Sunday, May 12, 2019

The Block Buster

In 2012, I wrote a Missive about “the End of the Blockbuster” which focused on small exhibitions.  If you look at the art news today many museums are trying to do Blockbusters according to their means.  Marking the 500th anniversary of Leonardo da Vinci’s death this year several institutions are giving him homage worthy of a great artist.  However, not every museum can afford the costs of transporting and insuring great works of art. 

I am not sure when the term “block buster” was first used but I believe it was in the late 1960’s when Thomas P.F. Hoving became director of the Metropolitan Museum and he created the exhibition, “In the Presence of Kings”.  Obviously, there were blockbusters long before the 1960’s but by then it was much easier for people to travel from far and wide to see a show and, therefore, could attract a larger crowd.  I am sure they began already in the 18th century when the Princes of Germany opened their treasure houses to the public.  In 1930-31 when the great medieval treasure known as the Welfenschatz came to Cleveland there were long lines and here is an image from a 1948 exhibition at the National Gallery of Paintings from the Berlin Museums.

In an on line publication, The, I found an article from 2014, “What Happened to the Blockbuster Art Exhibition”.  It reminds me that another amazing young museum director, Carter Brown, at the National Gallery competed with Hoving to do blockbusters. The competition added to the drama and certainly helped attendance.  

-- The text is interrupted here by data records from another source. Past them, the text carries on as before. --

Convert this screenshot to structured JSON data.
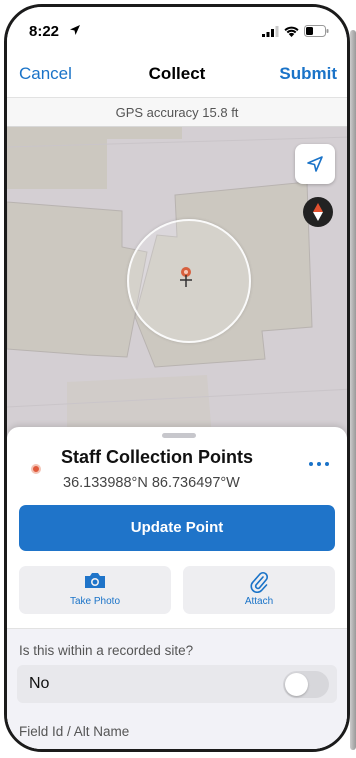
{
  "status_bar": {
    "time": "8:22"
  },
  "nav": {
    "cancel_label": "Cancel",
    "title": "Collect",
    "submit_label": "Submit"
  },
  "gps": {
    "accuracy_text": "GPS accuracy 15.8 ft"
  },
  "map": {
    "nav_button_icon": "location-arrow-icon",
    "compass_icon": "compass-icon"
  },
  "sheet": {
    "layer_name": "Staff Collection Points",
    "coordinates": "36.133988°N  86.736497°W",
    "update_button": "Update Point",
    "take_photo_label": "Take Photo",
    "attach_label": "Attach"
  },
  "form": {
    "question": "Is this within a recorded site?",
    "toggle_value": "No",
    "field_label": "Field Id / Alt Name"
  },
  "colors": {
    "accent": "#1a73c8",
    "button": "#1f74c9",
    "layer_dot": "#e05a3c"
  }
}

According to the article, “In the Presence of Kings, was a rather haphazard assortment of paintings, sculptures, coins, furniture, crossbows and other bric-a-brac from the Metropolitan Museum’s own collection – all possessing some sort of tenuous link to royal ownership.”   While I remember the show as spectacular, I am sure I was seduced by the novel theatrical installation using lush fabrics and royal colors of red and purple.  I even remember the show’s introduction with a crown shown on a revolving stand. The technique borrowed from automobile shows was not serious enough for conservative curators of the time… and art should always be taken seriously… I certainly hope not.  Here is an image of Tom Hoving with a Sasanian head from the 4th Century AD which was in the show.

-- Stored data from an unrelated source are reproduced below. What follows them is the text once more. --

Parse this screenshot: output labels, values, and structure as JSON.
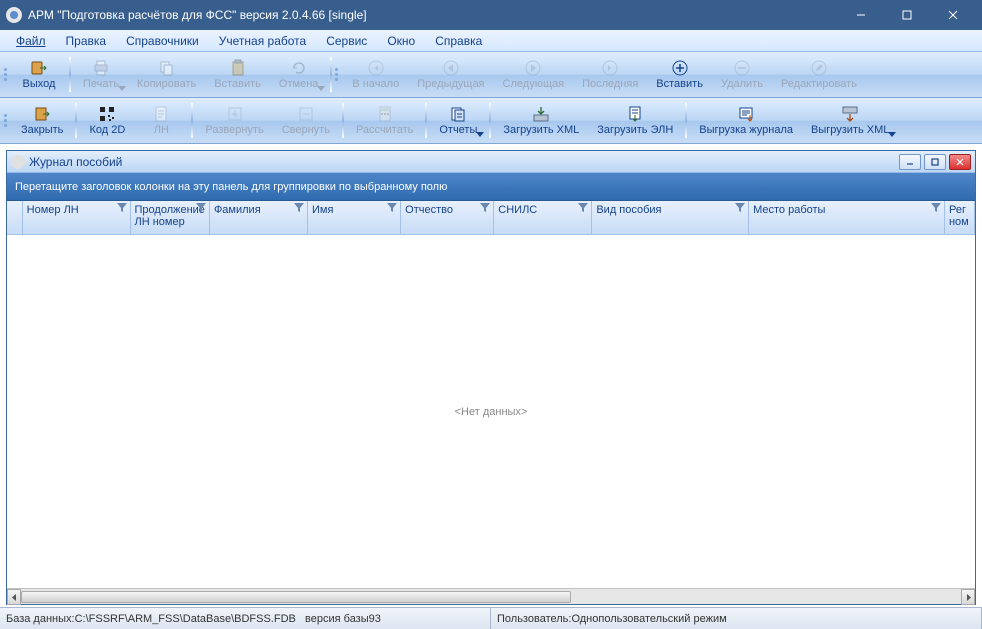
{
  "title": "АРМ \"Подготовка расчётов для ФСС\"   версия 2.0.4.66 [single]",
  "menu": {
    "file": "Файл",
    "edit": "Правка",
    "refs": "Справочники",
    "acct": "Учетная работа",
    "service": "Сервис",
    "window": "Окно",
    "help": "Справка"
  },
  "toolbar1": {
    "exit": "Выход",
    "print": "Печать",
    "copy": "Копировать",
    "paste": "Вставить",
    "undo": "Отмена",
    "first": "В начало",
    "prev": "Предыдущая",
    "next": "Следующая",
    "last": "Последняя",
    "insert": "Вставить",
    "delete": "Удалить",
    "edit_rec": "Редактировать"
  },
  "toolbar2": {
    "close": "Закрыть",
    "code2d": "Код 2D",
    "ln": "ЛН",
    "expand": "Развернуть",
    "collapse": "Свернуть",
    "calc": "Рассчитать",
    "reports": "Отчеты",
    "load_xml": "Загрузить XML",
    "load_eln": "Загрузить ЭЛН",
    "export_journal": "Выгрузка журнала",
    "export_xml": "Выгрузить XML"
  },
  "child": {
    "title": "Журнал пособий",
    "group_hint": "Перетащите заголовок колонки на эту панель для группировки по выбранному полю",
    "columns": {
      "c0": "Номер ЛН",
      "c1": "Продолжение ЛН номер",
      "c2": "Фамилия",
      "c3": "Имя",
      "c4": "Отчество",
      "c5": "СНИЛС",
      "c6": "Вид пособия",
      "c7": "Место работы",
      "c8": "Рег ном"
    },
    "nodata": "<Нет данных>"
  },
  "status": {
    "db_label": "База данных: ",
    "db_path": "C:\\FSSRF\\ARM_FSS\\DataBase\\BDFSS.FDB",
    "db_ver_label": "версия базы ",
    "db_ver": "93",
    "user_label": "Пользователь: ",
    "user": "Однопользовательский режим"
  }
}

Though “In the Presence of Kings” was a great popular success the article quite rightly expresses the fact that there are serious financial considerations for the series of blockbusters it initiated.  Even for in-house shows where the many departments to work together (a political challenge), the more elaborate and installation the greater the cost.  In my opinion, however, putting together an exhibition is only half the battle.  You have to first prime the pump with sponsorship.  When my wife was doing International exhibitions for the Portland Art Museum, I asked why they were spending up to $3 and a half million on organizing a show when they could rent a travelling show for a fraction of the cost.  The development officer explained that local pride made it easier to gain support from benefactors for shows organized by their home museum than touring exhibitions organized elsewhere. 

A curator doesn’t just think up a show and do it.  After approval of the director comes review by a committee of exhibition decision makers, be they the marketing department, other curators or another peer group. It takes a village, --I mean a team of dedicated professionals.

If it is not an exhibition of in-house material, loans have to be secured.  This requires visits to the venues of those loans to be sure they are actually what they seem to be in the literature. Then it is up to curator to convince the lending institution that their show is worth the risk of the loan.  It helps if the curator’s institution has already lent to the institution that has the desired work of art.  In other words, literally, “You Owe Me One”.

The curator has to work with the development officer to see how to raise the funds to ship and ensure the loans and cover the travel feeding and housing of the couriers which are now almost always required these days. The registrar has to work with the registrar of the other institution on the safest way of transporting the piece The couriers get to travel but they have to stay with the object at all times, whether it is days and nights on a truck or on a cargo plane making sure the work is not left on the tarmac at the airport.

There is work with the designer to make sure the art looks its best in the installation and at the same time doesn’t outshine either the point of the show or a more important work of art.

After that, of course, you have to let people know that the show is on via public relations and advertising.  You need to capture the imagination and one way to do it is with a great title such as “Behind the Red Velvet Curtain” or “In the Presence of Kings” or a well-known work like Vermeer’s  “Girl with a Pearl Earring” from the Dutch Royal Collection made even more famous  after the book and a movie came out.  When it was lent to the Frick Collection, they had lines waiting to get in.

I guess I could sum it up that no matter the quality of the works in an exhibition, if you can’t sell it, it won’t attract crowds and then the question is, was it worth doing. When Philippe de Montebello was director of the Metropolitan Museum, he kept a balance, alternating or overlapping scholarly shows and popular blockbusters. It gave different audiences what they were looking for. There was always something new at the Met that would give them a reason to come.